Link predictions help to fill the gaps in our knowledge by finding the nodes, which are likely connected or about to be connected.

Example: The graph represents customers and products bought by the customers. Edges are purchase orders. Embeddings can be used to form the next purchase recommendations. - Learning the properties of nodes

Embeddings can be used as feature vectors supplied as an input to all kinds of classification models. The learned classes can fill the gaps in our knowledge about the properties of the objects.

#### Evaluating link predictions using MRR/Hits10

This process is described in the paper — “Learning Structured Embeddings of Knowledge Bases” and later was used as the way to measure the quality of embedding models in many other papers including Facebook PBG.

The algorithm takes a subset of test edges and performs the following:

- Corrupt the edge by replacing the beginning or end of the edge with a negatively sampled edge.
- Train the model on a partially corrupted dataset
- Calculate aggregate MRR and Hits10 metrics for the edges from the test dataset.

#### Mean reciprocal rank

MRR or Mean reciprocal rank is a measure of search quality. We take an uncorrupted node and find the “nearest neighbors” with distance defined as the similarity score. We rank the nearest neighbors by the similarity score and expect that the node, which was connected, would appear on top of the ranking. MRR decreases the accuracy score in case the node is not raked on top.

The alternative measure is Hits10, where we expect the corrupted node to appear in the top 10 nearest neighbors.

PBG paper shows that on many data sets the MRR metrics gradually increases as we allocate the resources into training. Parallelism does not affect the quality of ranking to a point but saves tremendous amounts of time.

Further evaluation can be performed by simply exploring and visualizing the graphs.

The image above is a 2d projection of the embeddings built from the Freebase knowledge graph. As we can see, similar nodes are grouped together. Countries, numbers, scientific journals professions seem to have clusters even on the carefully prepared 2d projection.

### Limitations of the knowledge graph models.

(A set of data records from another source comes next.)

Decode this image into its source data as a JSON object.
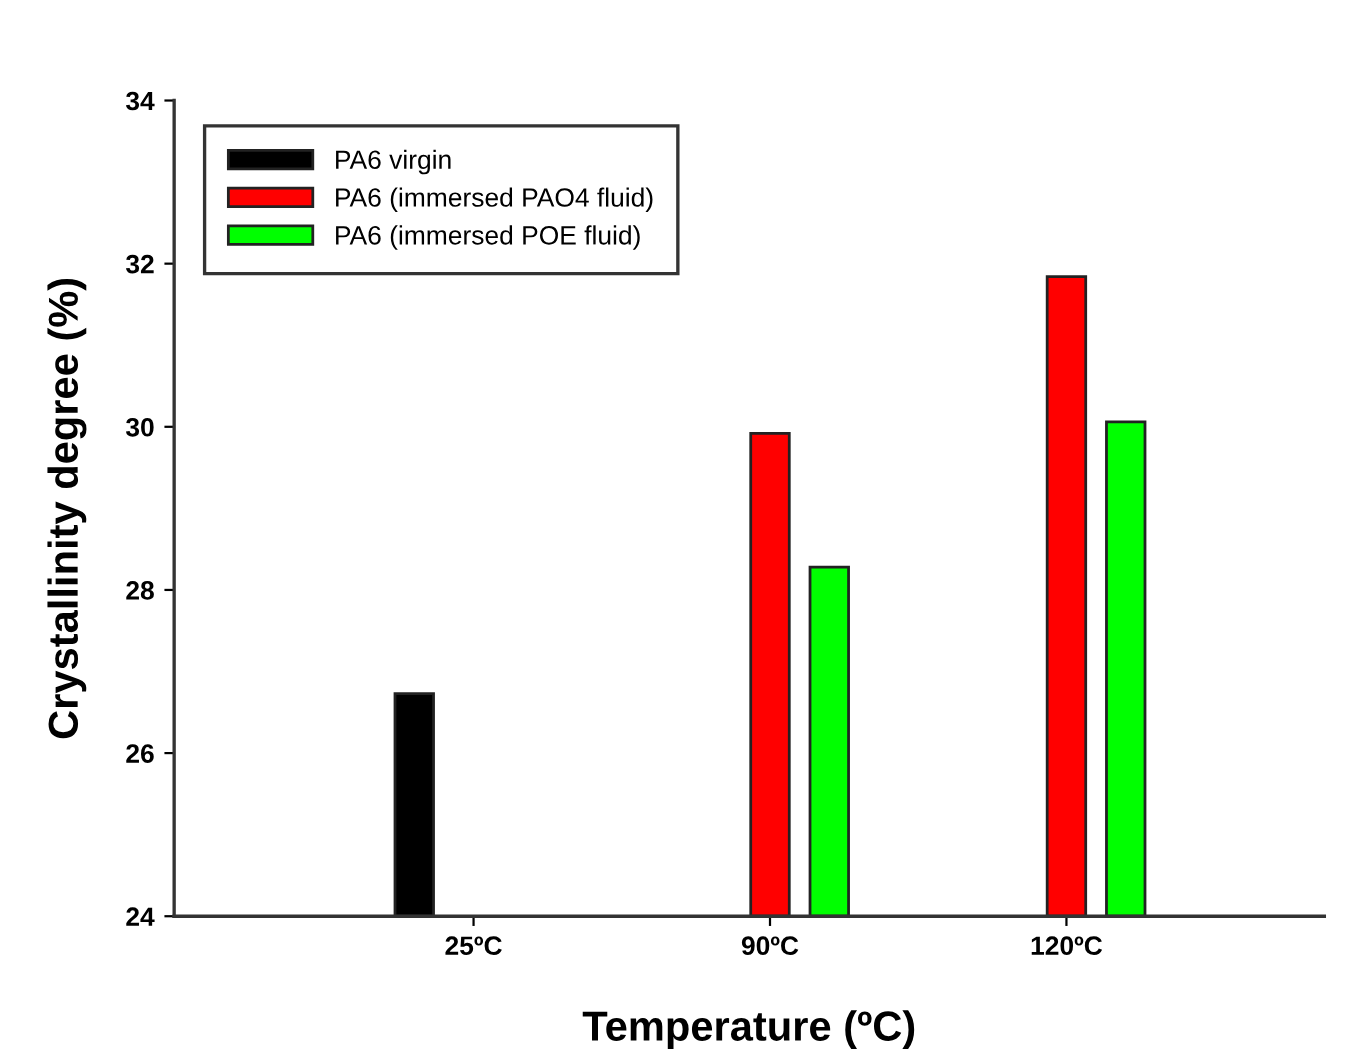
{
  "chart_data": {
    "type": "bar",
    "xlabel": "Temperature (ºC)",
    "ylabel": "Crystallinity degree (%)",
    "categories": [
      "25ºC",
      "90ºC",
      "120ºC"
    ],
    "series": [
      {
        "name": "PA6 virgin",
        "color": "#000000",
        "values": [
          26.73,
          null,
          null
        ]
      },
      {
        "name": "PA6 (immersed PAO4 fluid)",
        "color": "#ff0000",
        "values": [
          null,
          29.92,
          31.84
        ]
      },
      {
        "name": "PA6 (immersed POE fluid)",
        "color": "#00ff00",
        "values": [
          null,
          28.28,
          30.06
        ]
      }
    ],
    "ylim": [
      24,
      34
    ],
    "yticks": [
      24,
      26,
      28,
      30,
      32,
      34
    ],
    "grid": false,
    "legend": "top left"
  }
}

Knowledge graphs as described above represents a static snapshot of our knowledge. It does not reflect the process of it’s how the knowledge built up. In the real world, we learn by observing temporal patterns. While it’s possible to learn the similarity between nodes A and node B, it will be hard to see the similarity between node A and node C as it was 3 years ago.

For example, if we look at the forest for one day we will see the similarity between two large sequoia trees. Yet it will be hard to understand which sapling will grow into a large sequoia tree without long term observations of the forest.

Ideally, we need to explore the series of knowledge graphs built at different points in time and then build the embeddings, which will incorporate generational similarities.